Rebalancing is the process of keeping an even distribution of tablets across the nodes in a cluster.

Region

A region refers to a defined geographical area or location where a cloud provider's data centers and infrastructure are physically located. Typically a region consists of one or more zones. Examples of regions include us-east-1 (Northern Virginia), eu-west-1 (Ireland), and us-central1 (Iowa).

Replication factor (RF)

The number of copies of data in a YugabyteDB universe. YugabyteDB replicates data across zones (or fault domains) in order to tolerate faults. Fault tolerance (FT) and RF are correlated. To achieve a FT of k nodes, the universe has to be configured with a RF of (2k + 1).

The RF should be an odd number to ensure majority consensus can be established during failures.

Sharding

Sharding is the process of mapping a table row to a tablet. YugabyteDB supports 2 types of sharding, Hash and Range.

Tablet

YugabyteDB splits a table into multiple small pieces called tablets for data distribution. The word "tablet" finds its origins in ancient history, when civilizations utilized flat slabs made of clay or stone as surfaces for writing and maintaining records.

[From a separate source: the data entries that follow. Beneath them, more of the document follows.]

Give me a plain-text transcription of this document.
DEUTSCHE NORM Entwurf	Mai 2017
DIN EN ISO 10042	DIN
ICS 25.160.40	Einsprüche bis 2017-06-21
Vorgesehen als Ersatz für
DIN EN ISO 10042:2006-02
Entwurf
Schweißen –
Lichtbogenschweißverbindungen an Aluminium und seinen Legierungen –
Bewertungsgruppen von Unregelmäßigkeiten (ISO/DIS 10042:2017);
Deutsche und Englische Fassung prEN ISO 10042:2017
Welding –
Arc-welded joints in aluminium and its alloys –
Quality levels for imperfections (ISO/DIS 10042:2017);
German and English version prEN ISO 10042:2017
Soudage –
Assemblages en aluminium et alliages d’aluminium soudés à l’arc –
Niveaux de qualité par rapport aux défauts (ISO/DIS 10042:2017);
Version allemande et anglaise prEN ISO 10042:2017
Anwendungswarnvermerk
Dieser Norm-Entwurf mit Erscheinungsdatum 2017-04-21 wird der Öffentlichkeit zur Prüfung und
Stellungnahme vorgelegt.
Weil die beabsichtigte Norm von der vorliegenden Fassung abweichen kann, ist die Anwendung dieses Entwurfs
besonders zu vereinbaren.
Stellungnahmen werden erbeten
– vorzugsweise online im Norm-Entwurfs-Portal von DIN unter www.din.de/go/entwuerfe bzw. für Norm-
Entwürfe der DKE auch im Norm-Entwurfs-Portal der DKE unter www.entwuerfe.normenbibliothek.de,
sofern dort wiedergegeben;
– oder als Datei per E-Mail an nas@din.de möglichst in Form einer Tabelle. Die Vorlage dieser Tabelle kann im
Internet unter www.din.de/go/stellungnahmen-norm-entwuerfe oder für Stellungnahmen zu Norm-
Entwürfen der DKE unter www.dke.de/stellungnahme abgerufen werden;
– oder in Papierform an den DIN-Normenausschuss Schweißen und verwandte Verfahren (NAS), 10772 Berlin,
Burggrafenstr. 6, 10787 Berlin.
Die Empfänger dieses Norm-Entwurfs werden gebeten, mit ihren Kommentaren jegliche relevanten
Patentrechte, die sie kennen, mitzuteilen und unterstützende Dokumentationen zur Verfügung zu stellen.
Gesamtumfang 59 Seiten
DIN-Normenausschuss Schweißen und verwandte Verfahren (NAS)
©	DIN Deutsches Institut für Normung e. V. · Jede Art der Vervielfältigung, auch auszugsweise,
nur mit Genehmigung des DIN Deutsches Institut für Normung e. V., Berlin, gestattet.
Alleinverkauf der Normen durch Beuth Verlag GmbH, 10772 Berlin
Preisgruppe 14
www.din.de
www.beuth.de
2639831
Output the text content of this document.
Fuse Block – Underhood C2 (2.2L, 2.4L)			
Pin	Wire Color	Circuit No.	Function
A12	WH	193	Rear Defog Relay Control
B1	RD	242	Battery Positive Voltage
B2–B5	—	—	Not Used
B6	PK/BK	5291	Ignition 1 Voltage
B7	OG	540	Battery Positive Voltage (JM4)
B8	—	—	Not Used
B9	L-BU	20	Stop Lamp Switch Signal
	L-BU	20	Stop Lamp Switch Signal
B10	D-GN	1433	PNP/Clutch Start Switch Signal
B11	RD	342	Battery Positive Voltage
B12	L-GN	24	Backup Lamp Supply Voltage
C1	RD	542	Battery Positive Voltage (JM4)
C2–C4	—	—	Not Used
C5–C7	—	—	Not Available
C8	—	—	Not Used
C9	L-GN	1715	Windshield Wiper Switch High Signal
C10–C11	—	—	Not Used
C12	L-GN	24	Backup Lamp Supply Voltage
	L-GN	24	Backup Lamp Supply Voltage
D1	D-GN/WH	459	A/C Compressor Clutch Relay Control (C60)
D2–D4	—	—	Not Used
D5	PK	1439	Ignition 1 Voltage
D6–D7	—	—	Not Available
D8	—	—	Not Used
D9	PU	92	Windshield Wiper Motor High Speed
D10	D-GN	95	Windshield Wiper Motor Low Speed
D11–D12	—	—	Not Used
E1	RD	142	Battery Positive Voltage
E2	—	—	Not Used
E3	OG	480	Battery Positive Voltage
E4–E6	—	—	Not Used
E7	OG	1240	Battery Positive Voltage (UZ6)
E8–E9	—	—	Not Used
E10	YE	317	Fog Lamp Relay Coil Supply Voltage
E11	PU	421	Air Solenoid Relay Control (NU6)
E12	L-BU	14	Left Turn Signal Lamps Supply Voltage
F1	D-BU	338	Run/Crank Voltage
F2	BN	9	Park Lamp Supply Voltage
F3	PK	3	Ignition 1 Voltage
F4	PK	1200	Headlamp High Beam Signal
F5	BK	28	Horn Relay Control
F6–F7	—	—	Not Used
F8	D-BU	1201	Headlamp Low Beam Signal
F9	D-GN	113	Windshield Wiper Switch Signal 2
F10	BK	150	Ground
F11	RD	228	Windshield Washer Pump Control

Tablets are also referred as shards.

Tablet leader

In a cluster, each tablet is replicated as per the replication factor for high availability. Amongst these tablet replicas one tablet is elected as the leader and is responsible for handling writes and consistent reads. The other replicas as termed followers.

Tablet splitting

When a tablet reaches a threshold size, it splits into 2 new tablets. This is a very quick operation.

Transaction

A transaction is a sequence of operations performed as a single logical unit of work. YugabyteDB provides ACID guarantees for transactions.

TServer

The YB-TServer service is responsible for maintaining and managing table data in the form of tablets, as well as dealing with all the queries.

Universe

A YugabyteDB universe comprises one primary cluster and zero or more read replica clusters that collectively function as a resilient and scalable distributed database.

Sometimes the terms universe and cluster are used interchangeably. However, the two are not always equivalent, as a universe can contain one or more clusters.

xCluster

xCluster is a type of deployment where data is replicated asynchronously between two universes - a primary and a standby. The standby can be used for disaster recovery. YugabyteDB supports transactional xCluster .

YCQL

Semi-relational SQL API that is best fit for internet-scale OLTP and HTAP apps needing massive write scalability as well as blazing-fast queries. It supports distributed transactions, strongly consistent secondary indexes, and a native JSON column type. YCQL has its roots in the Cassandra Query Language.

YQL

The YugabyteDB Query Layer (YQL) is the primary layer that provides interfaces for applications to interact with using client drivers. This layer deals with the API-specific aspects such as query/command compilation and the run-time (data type representations, built-in operations, and more).

YSQL

Fully-relational SQL API that is wire compatible with the SQL language in PostgreSQL. It is best fit for RDBMS workloads that need horizontal write scalability and global data distribution while also using relational modeling features such as JOINs, distributed transactions, and referential integrity (such as foreign keys). Note that YSQL reuses the native query layer of the PostgreSQL open source project.

Zone

Typically referred as Availability Zones or just AZ, a zone is a datacenter or a group of colocated datacenters. Zone is the default fault domain in YugabyteDB.